A Luftwaffe atacava a partir de bases situadas no Canal da Mancha e na Escandinávia. Os alemães mantinham os britânicos em suspense, alterando continuamente seus alvos, tais como o transporte via canais fluviais, cidades costeiras, aeródromos, estações de radar e Londres. No final, os pilotos de caça da RAF, não somente britânicos mas provenientes de várias nações do império e aliados como a Polônia e a França, afastaram a ameaça da Luftwaffe, cujas perdas se tornaram insustentáveis. A RAF tinha vencido a Batalha da Inglaterra e o Spitfire ganhou status lendário. As perdas totais da RAF ficaram em torno de 788 aeronaves, contra 1.294 da Luftwaffe (Dear, 127). Em outubro, os alemães mudaram novamente sua estratégia e se concentraram no bombardeio noturno das cidades, um duro golpe para os civis, mas estrategicamente um alvo muito menos importante. A decisão da Luftwaffe garantiu que a RAF mantivesse a superioridade aérea. A Operação Leão Marinho foi abandonada. Esta nova fase da guerra incluiu a Blitz de Londres, mas muitas outras cidades também sofreram, assim como as alemãs, já que a RAF retaliou da mesma forma. De repente, a Frente Ocidental transformou-se de um conflito envolvendo relativamente poucos especialistas militares altamente treinados para outro que afetava centenas de milhares de civis.

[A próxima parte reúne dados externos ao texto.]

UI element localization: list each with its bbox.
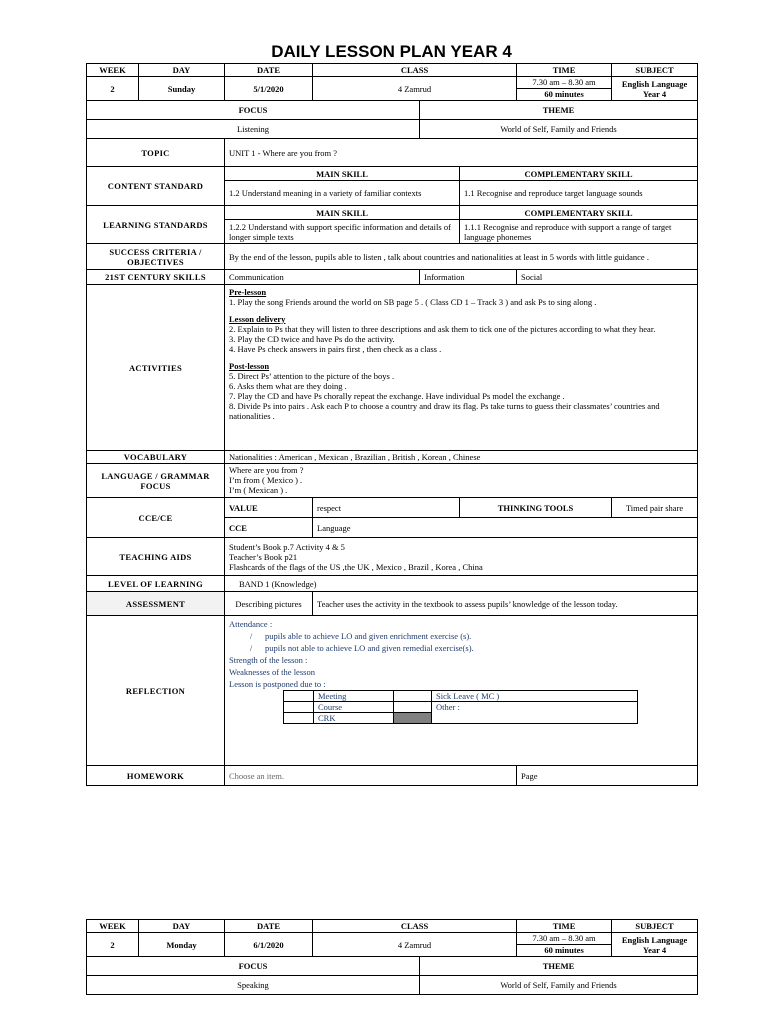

Na Batalha da Inglaterra, os Spitfires abateram 529 aeronaves inimigas e houve 361 perdas (Saunders, 27). De forma crucial, a RAF terminou a batalha mais forte em termos de disponibilidade de aviões e pilotos. A Luftwaffe manteve mais ou menos sua força, mas perdeu muitos de seus melhores pilotos, um resultado que teve consequências no ataque subsequente da Alemanha à Rússia - a Operação Barbarossa, deflagrada em junho de 1941.
Legado
Os Spitfires continuaram em ação, mas o alcance mais curto limitou seu papel na Europa até depois do Dia D, em junho de 1944, quando começaram a voar novamente a partir de bases na França. O motor Rolls-Royce Merlin dos Spitfires Mark IX passou a equipar o P-51 Mustang, o caça americano que, graças à maior altitude assegurada pelo motor e alcance superior, mudou a guerra aérea a partir de 1944. Os últimos Spitfires operacionais da RAF foram retirados de serviço em 1954.
O Spitfire, em grande parte por causa de seu papel crucial na Batalha da Inglaterra, ganhou status icônico. Certamente, nenhum outro modelo de avião enfeitou tantos quartos infantis. Graças à velocidade e linhas graciosas, o Spitfire continua sendo uma estrela nos shows aéreos em todo o mundo, com cerca de 50 exemplares ainda operacionais. Vários museus possuem Spitfires em exibição permanente, notadamente o Imperial War Museum e o Science Museum, ambos em Londres, a cidade que o avião fez tanto para defender.